Tibetan Cosmology of Climate Change

Salick, Jan - Missouri Botanical Garden
Anja Byg - University of Copenhagen
Robbie Hart - Missouri Botanical Garden


Climate Change is basic to Tibetan cosmology in that four major changes have and will take place: 1. massive earthquakes shook and split the earth at the time humans (or life) first occurred, 2. a great flood covered the earth in the past, 3. in the future, fire will consume Mt. Shumi, the center of our material world, and finally 4. a colossal wind storm will extinguish the universe.

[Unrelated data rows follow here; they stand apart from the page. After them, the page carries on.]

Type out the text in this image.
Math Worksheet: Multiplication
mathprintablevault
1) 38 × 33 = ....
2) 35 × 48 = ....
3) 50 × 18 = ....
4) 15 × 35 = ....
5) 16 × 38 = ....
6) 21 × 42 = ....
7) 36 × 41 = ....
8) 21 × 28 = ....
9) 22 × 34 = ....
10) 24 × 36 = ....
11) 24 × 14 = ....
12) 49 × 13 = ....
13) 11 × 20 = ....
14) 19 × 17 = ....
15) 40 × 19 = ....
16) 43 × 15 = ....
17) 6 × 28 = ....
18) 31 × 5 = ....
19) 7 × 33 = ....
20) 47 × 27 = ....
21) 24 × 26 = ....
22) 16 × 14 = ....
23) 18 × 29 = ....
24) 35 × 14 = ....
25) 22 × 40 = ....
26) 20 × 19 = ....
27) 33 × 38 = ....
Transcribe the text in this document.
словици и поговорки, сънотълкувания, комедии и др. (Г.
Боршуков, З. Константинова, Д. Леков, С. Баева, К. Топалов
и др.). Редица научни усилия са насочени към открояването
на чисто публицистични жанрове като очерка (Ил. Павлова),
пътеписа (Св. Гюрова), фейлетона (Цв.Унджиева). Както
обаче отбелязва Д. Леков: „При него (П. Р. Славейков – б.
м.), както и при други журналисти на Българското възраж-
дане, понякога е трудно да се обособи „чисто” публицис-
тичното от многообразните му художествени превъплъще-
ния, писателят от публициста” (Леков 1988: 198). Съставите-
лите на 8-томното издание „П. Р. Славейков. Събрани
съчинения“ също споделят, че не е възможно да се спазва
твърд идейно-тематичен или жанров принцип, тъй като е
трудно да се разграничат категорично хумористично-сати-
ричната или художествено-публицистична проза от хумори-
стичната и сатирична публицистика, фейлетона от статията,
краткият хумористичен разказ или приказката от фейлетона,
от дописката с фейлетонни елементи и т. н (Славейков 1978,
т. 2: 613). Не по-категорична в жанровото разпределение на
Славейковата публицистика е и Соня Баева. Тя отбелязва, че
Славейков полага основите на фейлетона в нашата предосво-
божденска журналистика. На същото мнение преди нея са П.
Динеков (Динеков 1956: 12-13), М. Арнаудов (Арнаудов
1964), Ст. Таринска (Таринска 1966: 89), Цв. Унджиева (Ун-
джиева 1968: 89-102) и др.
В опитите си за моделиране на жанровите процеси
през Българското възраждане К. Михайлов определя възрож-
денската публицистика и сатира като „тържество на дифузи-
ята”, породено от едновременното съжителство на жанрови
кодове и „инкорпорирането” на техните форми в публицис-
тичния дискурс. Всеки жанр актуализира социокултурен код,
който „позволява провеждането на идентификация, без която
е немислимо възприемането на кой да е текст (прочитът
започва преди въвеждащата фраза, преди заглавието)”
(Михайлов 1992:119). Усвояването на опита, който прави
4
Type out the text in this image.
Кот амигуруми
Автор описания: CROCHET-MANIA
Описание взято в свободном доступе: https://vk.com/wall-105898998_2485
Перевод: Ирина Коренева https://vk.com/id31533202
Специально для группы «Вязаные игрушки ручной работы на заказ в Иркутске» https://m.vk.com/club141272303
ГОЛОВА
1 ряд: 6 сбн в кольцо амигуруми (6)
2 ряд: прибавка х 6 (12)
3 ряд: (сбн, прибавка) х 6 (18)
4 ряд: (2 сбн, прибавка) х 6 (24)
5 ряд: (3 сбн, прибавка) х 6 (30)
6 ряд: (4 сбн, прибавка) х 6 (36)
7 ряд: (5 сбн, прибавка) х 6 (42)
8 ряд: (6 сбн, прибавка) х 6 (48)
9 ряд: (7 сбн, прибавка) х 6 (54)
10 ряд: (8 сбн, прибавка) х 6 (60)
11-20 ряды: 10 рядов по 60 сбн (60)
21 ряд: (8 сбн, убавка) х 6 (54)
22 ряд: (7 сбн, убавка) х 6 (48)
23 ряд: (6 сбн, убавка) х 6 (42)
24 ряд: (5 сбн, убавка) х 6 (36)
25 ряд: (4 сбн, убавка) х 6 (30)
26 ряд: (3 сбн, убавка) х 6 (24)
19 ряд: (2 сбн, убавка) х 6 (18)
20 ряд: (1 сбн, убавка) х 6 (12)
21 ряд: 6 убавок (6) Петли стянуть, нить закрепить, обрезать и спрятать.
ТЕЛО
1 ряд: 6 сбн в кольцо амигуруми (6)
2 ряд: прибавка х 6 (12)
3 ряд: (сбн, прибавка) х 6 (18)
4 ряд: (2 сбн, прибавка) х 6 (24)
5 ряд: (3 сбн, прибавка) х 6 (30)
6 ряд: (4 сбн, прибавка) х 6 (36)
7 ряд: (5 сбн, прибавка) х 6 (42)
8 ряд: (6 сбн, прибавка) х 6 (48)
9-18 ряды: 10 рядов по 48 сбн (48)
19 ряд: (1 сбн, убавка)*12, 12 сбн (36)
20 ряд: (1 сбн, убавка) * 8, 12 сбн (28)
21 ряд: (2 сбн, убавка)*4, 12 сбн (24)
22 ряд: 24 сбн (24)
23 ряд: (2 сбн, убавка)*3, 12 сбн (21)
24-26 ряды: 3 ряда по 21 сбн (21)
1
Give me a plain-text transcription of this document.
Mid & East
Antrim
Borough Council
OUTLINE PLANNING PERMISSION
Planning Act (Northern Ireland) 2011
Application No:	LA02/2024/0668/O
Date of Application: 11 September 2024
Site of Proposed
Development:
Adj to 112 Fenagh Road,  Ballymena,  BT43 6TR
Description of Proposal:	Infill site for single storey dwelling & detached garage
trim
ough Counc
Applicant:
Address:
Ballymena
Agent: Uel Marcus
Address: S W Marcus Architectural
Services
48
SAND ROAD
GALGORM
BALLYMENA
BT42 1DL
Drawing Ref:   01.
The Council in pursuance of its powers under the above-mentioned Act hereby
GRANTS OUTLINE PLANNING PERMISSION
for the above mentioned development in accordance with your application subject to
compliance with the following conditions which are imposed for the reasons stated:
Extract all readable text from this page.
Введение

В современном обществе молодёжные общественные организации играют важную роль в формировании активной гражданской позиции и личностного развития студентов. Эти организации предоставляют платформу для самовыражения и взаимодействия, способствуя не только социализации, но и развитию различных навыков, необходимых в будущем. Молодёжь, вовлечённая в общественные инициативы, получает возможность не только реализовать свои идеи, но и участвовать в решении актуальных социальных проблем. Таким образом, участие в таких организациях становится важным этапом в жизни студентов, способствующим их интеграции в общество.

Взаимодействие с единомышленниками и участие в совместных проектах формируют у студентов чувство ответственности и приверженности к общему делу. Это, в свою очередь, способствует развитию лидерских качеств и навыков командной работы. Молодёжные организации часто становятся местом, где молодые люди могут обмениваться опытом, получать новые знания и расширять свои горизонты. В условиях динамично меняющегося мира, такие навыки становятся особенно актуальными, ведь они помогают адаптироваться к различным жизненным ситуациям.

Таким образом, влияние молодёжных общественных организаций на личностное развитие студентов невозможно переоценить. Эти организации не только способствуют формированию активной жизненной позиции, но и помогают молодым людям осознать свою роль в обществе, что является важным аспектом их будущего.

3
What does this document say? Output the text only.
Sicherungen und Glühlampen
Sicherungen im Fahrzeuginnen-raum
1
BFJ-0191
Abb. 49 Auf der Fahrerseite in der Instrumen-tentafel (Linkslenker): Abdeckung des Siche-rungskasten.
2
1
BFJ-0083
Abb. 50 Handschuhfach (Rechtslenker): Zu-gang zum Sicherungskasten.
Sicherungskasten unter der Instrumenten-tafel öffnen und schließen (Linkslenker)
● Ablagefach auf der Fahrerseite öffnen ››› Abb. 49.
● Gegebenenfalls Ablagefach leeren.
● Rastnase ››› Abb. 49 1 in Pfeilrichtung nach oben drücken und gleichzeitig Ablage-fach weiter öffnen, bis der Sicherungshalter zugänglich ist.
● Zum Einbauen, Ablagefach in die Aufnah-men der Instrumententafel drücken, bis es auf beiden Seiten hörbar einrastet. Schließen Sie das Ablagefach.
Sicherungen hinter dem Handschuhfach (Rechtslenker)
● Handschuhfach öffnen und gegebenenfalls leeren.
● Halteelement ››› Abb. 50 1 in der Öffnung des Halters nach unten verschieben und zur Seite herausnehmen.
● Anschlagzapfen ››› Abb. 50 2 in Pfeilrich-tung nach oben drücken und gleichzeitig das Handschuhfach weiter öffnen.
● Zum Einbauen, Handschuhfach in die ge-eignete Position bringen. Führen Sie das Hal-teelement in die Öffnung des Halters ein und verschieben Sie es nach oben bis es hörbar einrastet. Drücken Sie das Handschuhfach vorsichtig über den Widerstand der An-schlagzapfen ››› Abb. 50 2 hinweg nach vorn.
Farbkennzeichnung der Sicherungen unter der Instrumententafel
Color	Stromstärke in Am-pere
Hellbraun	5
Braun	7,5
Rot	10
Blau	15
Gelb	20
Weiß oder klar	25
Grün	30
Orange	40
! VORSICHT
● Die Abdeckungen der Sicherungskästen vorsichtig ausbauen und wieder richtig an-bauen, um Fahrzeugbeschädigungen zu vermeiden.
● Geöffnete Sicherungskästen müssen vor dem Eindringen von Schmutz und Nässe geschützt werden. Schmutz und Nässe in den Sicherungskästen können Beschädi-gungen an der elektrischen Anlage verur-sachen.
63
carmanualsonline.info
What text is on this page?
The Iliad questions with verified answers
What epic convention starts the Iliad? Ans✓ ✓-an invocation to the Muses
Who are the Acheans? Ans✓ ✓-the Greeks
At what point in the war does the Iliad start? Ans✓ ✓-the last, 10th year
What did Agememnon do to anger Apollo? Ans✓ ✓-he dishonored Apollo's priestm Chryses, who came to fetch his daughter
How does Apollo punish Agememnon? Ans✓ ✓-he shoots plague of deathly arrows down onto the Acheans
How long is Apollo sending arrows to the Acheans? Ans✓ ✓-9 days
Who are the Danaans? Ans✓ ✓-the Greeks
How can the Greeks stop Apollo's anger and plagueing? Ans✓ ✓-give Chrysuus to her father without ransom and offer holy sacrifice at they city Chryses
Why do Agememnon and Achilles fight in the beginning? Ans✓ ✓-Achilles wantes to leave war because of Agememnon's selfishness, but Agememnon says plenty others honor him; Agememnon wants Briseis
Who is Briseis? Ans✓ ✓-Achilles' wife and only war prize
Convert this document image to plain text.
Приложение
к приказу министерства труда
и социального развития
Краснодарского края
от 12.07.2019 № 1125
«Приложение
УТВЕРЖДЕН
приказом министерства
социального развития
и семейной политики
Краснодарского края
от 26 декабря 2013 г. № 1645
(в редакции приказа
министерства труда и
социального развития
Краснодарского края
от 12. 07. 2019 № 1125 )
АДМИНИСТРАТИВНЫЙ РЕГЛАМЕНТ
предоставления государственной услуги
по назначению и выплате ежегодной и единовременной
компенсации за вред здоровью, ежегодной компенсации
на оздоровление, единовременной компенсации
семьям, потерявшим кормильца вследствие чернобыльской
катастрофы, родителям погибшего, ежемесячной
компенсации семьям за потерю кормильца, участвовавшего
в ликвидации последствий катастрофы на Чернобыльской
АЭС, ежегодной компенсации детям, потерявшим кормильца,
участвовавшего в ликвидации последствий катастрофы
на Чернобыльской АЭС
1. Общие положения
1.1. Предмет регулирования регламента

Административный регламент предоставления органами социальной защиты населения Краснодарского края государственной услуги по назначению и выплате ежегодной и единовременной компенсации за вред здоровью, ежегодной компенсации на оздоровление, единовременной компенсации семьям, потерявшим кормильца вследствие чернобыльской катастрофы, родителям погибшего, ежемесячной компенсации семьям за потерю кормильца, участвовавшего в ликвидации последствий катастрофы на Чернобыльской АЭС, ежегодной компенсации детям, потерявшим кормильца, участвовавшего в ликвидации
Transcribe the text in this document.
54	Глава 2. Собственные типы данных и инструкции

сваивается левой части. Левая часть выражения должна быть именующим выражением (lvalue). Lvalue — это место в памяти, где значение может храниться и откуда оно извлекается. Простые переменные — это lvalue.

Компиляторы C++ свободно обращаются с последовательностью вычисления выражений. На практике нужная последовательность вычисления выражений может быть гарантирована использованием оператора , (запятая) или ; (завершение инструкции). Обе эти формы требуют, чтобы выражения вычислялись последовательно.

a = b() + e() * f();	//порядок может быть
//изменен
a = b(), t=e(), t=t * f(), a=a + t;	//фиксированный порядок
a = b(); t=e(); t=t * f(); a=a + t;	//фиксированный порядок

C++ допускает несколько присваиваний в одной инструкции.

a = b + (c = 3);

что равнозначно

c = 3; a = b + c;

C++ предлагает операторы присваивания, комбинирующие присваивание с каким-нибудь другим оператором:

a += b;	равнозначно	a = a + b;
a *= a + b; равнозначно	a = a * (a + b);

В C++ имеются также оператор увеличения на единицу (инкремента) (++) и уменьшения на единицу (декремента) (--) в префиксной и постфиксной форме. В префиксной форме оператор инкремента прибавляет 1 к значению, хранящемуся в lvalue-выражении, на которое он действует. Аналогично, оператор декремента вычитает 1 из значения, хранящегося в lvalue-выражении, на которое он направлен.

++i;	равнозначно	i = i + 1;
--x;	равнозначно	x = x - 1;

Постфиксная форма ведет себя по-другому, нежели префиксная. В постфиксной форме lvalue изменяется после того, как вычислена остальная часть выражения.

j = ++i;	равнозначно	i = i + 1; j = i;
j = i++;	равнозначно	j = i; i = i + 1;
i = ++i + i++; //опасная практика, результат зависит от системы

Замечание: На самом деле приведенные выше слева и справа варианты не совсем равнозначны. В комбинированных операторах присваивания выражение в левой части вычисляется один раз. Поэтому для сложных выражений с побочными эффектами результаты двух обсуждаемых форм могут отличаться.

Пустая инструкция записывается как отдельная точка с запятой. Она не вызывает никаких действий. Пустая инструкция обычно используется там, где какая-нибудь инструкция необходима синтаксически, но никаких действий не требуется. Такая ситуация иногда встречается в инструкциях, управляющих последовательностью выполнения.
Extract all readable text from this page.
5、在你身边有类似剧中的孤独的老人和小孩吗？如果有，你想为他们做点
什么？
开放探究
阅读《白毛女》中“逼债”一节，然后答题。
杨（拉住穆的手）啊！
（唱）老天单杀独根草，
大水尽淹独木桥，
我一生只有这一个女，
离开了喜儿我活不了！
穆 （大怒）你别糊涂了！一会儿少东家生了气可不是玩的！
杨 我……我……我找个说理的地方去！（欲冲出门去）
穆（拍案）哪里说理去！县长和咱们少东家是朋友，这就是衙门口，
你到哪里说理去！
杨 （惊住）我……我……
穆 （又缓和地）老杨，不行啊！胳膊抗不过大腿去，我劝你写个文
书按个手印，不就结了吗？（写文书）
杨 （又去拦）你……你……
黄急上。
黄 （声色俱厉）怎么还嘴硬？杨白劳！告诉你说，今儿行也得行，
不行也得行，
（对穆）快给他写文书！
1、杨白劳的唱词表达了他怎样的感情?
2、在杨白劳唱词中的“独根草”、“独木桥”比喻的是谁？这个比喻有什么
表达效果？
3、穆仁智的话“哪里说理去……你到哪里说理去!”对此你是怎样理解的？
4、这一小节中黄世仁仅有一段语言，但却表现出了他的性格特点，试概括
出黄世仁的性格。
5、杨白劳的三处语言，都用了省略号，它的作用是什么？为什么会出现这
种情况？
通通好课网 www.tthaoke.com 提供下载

Weather resides both in the emotional and material worlds. Dragons control the weather: Dro is a flying, sky dragon whose voice is thunder. Lu is a water spirit that lives in high alpine, often sacred lakes, in water creatures, and sometimes under old trees (dragon trees). Offerings and prayers are ceremonially presented to Lu in order to control weather (especially rain) and disease. Tibetan Buddhism, however, differs from these beliefs, offering a parallel, potentially compatible pathway: good deeds, thoughts, and prayers will lead to good weather, health, and livelihoods, as well as release from material suffering. The Tibetan Calendar predicts the weather and agricultural cycles based on a combination of Tibetan astrology and pragmatic consultations with experienced farmers subscribing to traditional knowledge and observation. Many Tibetan stories and saying refer to weather events, the most common akin to a similar western saying: a red sky at night forecasts fine weather, while a red sky in the morning foretells storms. Common explanations for temperature warming include: too little faith and prayer, too many trees cut, too many people (especially non-Tibetan unbelievers), and water pollution. Pollution, both spiritual and material, will bring on hardships of climate and weather, as well as of other aspects in our tenuous existence. Finally, it is apparent that Tibetans envision climate change as an integration of the moral, spiritual, emotional, and material universe, far more profound than our climate scientists or popular activists consider.